The programmer, like the poet, works only slightly removed from pure thought-stuff. He builds his castles in the air, from air, creating by exertion of the imagination. Few media of creation are so flexible, so easy to polish and rework, so readily capable of realizing grand conceptual structures.
Fred Brooks, The Mythical Man-Month
We software engineers don’t work in a physical medium the way, say, civil, mechanical, electrical, or chemical engineers do. Yes, our software does run on physical machines, and we are not exempt from dealing with limits. But, as captured in that Fred Brooks quote above, there’s a sense in which we software folk feel that we are working in a medium that is limited only by our own minds, by the complexity of these ethereal artifacts we create. When a software system behaves in an unexpected way, we consider it a design flaw: the engineer was not sufficiently smart.
And, yet, contra Brooks, software is a limited medium. Let’s look at two areas where that’s the case.
Software is discrete in a way that the world isn’t
We persist our data in databases that have schemas, which force us to slice up our information in ways that we can represent. But the real world is not so amenable to this type of slicing: it’s a messy place. The mismatch between the messiness of the real world and the structured nature of software data representations results in a medium that is not well-suited to model the way humans treat concepts such as names or time.

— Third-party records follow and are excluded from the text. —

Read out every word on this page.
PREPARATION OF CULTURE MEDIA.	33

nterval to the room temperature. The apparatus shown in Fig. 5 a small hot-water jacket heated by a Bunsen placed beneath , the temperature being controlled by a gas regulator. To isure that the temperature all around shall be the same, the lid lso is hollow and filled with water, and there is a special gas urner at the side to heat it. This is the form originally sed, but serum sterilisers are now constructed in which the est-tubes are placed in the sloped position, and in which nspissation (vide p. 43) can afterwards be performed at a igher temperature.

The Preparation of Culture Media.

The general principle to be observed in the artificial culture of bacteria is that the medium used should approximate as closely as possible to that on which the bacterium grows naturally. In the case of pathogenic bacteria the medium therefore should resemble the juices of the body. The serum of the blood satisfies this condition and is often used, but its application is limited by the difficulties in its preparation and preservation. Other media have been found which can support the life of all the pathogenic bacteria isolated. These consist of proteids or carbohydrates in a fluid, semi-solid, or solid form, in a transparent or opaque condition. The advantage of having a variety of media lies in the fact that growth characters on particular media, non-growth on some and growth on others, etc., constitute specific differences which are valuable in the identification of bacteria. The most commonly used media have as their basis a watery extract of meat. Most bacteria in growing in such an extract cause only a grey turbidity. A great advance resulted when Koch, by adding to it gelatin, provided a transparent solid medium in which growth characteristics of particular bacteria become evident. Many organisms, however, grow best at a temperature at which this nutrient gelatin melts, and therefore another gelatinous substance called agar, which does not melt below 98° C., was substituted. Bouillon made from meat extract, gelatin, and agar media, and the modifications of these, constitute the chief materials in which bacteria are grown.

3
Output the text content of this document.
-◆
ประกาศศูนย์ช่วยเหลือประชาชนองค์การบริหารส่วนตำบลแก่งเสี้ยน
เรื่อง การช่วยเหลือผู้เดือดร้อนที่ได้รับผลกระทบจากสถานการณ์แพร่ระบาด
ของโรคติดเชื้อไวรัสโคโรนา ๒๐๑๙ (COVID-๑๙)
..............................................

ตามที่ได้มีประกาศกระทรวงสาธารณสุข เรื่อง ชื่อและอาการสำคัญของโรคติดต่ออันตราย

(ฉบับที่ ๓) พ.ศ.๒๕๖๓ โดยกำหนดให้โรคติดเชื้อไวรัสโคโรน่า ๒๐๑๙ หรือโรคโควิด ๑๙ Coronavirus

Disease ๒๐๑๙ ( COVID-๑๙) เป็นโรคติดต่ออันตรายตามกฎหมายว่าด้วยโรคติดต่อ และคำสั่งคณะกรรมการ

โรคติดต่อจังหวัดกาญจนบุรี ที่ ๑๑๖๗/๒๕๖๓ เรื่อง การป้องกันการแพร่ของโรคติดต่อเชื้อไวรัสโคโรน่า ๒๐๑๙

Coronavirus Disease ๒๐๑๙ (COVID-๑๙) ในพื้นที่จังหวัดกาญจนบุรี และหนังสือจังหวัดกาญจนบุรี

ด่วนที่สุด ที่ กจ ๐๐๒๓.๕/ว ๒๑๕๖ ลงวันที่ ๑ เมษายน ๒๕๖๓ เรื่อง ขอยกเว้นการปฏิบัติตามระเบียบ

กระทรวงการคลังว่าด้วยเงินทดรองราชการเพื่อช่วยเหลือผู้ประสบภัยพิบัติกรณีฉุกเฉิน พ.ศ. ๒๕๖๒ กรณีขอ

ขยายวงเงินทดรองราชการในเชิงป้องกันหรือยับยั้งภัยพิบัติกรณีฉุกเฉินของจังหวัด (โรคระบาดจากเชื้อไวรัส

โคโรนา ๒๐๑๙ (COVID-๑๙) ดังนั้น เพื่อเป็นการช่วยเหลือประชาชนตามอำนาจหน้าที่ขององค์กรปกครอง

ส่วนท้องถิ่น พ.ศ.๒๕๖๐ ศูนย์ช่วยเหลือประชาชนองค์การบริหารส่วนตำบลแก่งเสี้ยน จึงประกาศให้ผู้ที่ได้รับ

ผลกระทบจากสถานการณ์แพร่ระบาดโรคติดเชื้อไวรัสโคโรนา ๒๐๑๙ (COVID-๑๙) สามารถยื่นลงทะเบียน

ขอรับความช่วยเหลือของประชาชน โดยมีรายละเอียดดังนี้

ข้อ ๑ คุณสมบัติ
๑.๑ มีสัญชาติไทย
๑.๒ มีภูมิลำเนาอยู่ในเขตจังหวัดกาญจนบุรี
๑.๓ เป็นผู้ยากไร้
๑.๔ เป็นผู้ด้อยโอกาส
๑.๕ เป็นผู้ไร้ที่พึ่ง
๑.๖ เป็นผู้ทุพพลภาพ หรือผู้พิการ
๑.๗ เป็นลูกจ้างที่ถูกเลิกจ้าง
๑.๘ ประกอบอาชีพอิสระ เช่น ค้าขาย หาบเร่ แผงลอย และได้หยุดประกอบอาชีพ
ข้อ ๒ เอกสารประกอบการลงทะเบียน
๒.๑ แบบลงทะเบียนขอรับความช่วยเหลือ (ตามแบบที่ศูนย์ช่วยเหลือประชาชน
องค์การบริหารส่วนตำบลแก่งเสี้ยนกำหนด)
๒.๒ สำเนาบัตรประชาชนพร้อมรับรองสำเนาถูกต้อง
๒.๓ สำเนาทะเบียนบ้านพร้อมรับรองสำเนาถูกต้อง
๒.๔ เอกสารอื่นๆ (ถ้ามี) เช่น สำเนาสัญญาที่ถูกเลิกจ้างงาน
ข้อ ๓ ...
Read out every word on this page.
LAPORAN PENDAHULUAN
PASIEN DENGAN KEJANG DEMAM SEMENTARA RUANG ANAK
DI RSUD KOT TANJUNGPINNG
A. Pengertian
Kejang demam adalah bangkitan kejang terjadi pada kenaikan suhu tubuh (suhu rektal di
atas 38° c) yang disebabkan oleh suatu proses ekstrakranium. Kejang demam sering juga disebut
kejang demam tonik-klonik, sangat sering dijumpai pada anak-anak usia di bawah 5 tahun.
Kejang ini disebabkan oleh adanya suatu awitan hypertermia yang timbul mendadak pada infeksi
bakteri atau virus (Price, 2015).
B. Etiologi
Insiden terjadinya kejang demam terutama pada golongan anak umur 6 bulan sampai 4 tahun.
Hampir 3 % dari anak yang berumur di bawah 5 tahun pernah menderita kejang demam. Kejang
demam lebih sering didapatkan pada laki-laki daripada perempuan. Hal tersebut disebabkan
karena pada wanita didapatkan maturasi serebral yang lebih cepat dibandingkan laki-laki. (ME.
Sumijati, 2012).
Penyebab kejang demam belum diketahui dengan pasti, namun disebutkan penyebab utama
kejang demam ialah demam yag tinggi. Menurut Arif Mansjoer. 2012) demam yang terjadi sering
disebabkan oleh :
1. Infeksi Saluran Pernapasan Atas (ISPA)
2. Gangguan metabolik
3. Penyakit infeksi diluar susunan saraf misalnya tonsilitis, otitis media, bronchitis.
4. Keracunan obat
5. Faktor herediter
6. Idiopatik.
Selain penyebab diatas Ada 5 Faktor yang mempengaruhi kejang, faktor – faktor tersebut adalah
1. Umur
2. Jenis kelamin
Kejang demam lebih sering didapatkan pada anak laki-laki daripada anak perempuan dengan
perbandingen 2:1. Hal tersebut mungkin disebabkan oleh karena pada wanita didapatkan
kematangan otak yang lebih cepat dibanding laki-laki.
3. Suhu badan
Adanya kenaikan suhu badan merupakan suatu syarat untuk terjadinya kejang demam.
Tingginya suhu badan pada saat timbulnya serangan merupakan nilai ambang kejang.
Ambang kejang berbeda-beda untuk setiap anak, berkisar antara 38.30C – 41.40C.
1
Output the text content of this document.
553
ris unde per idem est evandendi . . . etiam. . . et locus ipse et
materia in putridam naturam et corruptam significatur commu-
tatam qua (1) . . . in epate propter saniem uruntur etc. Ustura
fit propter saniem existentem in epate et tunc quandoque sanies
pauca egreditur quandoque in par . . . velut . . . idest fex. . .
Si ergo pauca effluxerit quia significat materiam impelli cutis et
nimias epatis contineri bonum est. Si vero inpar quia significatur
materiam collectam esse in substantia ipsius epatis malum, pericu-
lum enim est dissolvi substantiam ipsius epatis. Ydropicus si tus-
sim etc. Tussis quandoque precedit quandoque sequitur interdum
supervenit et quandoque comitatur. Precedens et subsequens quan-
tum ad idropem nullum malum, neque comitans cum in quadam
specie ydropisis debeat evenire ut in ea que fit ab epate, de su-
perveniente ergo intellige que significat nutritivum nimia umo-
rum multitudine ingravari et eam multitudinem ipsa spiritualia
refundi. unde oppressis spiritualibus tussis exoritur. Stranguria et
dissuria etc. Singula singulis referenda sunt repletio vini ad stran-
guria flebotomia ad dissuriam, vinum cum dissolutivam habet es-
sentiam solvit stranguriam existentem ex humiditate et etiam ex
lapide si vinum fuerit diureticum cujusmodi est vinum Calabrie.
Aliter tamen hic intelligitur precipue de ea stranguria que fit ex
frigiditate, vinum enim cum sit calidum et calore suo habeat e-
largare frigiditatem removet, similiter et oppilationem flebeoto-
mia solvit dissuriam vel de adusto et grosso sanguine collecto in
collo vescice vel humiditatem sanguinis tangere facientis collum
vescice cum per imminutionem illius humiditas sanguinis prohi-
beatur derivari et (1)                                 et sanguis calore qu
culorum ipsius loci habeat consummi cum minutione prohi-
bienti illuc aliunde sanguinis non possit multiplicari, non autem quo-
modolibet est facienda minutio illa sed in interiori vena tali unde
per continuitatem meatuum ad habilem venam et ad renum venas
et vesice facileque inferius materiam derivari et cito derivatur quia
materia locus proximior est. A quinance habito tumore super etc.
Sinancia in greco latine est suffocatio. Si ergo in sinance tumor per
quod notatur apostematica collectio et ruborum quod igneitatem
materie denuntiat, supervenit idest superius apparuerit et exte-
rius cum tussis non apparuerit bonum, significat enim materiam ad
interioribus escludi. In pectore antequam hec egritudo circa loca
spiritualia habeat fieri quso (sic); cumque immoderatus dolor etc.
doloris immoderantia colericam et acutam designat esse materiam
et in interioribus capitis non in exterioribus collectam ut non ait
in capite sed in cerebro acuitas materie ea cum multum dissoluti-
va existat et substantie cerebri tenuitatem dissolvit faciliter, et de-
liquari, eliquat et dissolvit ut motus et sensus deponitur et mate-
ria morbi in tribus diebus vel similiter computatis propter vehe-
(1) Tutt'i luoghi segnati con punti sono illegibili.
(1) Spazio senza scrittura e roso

Software as a medium, and data storage in particular, encourages over-simplification of the world, because we need to categorize our data, figure out which tables to store it in and what values those columns should have, and so many items in the world just aren’t easy to model well like that.
As an example, consider a common question in my domain, software deployment: is a cluster up? We have to make a decision about that, and yet the answer is often “it depends: why do you want to know”? But that’s not what software as a medium encourages. Instead, we pick a definition of “up”, implement it, and then hope that it meets most needs, knowing it won’t. We can come up with other definitions for other circumstances, but we can’t be comprehensive, and we can’t be flexible. We have to bake in those assumptions.
And so, just like all engineers, given our time and resource constraints, we have to make over-simplifications to get our work done. William Kent wrote a whole book on this topic called Data and Reality: A Timeless Perspective on Perceiving and Managing Information in Our Imprecise World (h/t Hillel Wayne).
Software systems are limited in how they integrate inputs
In the book Problem Frames, Michael Jackson describes several examples of software problems. One of them is a system for counting how many cars pass by on a street. The inputs are two sensors that emit a signal when the cars drive over them. Those two sensors provide a lot less input than a human would have sitting by the side of the road and counting the cars go by.
As humans, when we need to make decisions, we can flexibly integrate a lot of different information signals. If I’m talking to you, for example, I can listen to what you’re saying, and I can also read the expressions on your face. I can make judgments based on how you worded your Slack message, and based on how well I already know you. I can use all of that different information to build a mental model of your actual internal state. Software isn’t like that: we have to hard-code, in advance, the different inputs that the software system will use to make decisions. Software as a medium is inherently limited in modeling external systems that it interacts with.
A couple of months ago, I wrote a blog post titled programming means never getting to say “it depends”, where I used the example of an alerting system: when do you alert a human operator of a potential problem? As humans, we can develop mental models of the human operator: “does the operator already know about X? Wait, I see that they are engaged based on their Slack messages, so I don’t need to alert them, they’re already on it.”
Good luck building an alerting system that constructs a model of the internal state of a human operator! Software just isn’t amenable to incorporating all of the possible signals we might get from a system.
Recognizing the limits of software
The lesson here is that there are limits to how well software system can actually perform, given the limits of software. It’s not simply a matter of managing complexity or avoiding design flaws: yes, we can always build more complex schemas to handle more cases, and build our systems to incorporate large input sets, but this is the equivalent of adding epicycles. Incorrect categorizations and incorrect automated decisions are inevitable, no matter how complex our systems become. They are inherent to the nature of software systems. We’re always going to need to have humans-in-the-loop to make up for these sorts of shortcomings.
The goal is not to build better software systems, but how to build better joint cognitive systems that are made up of humans and software together.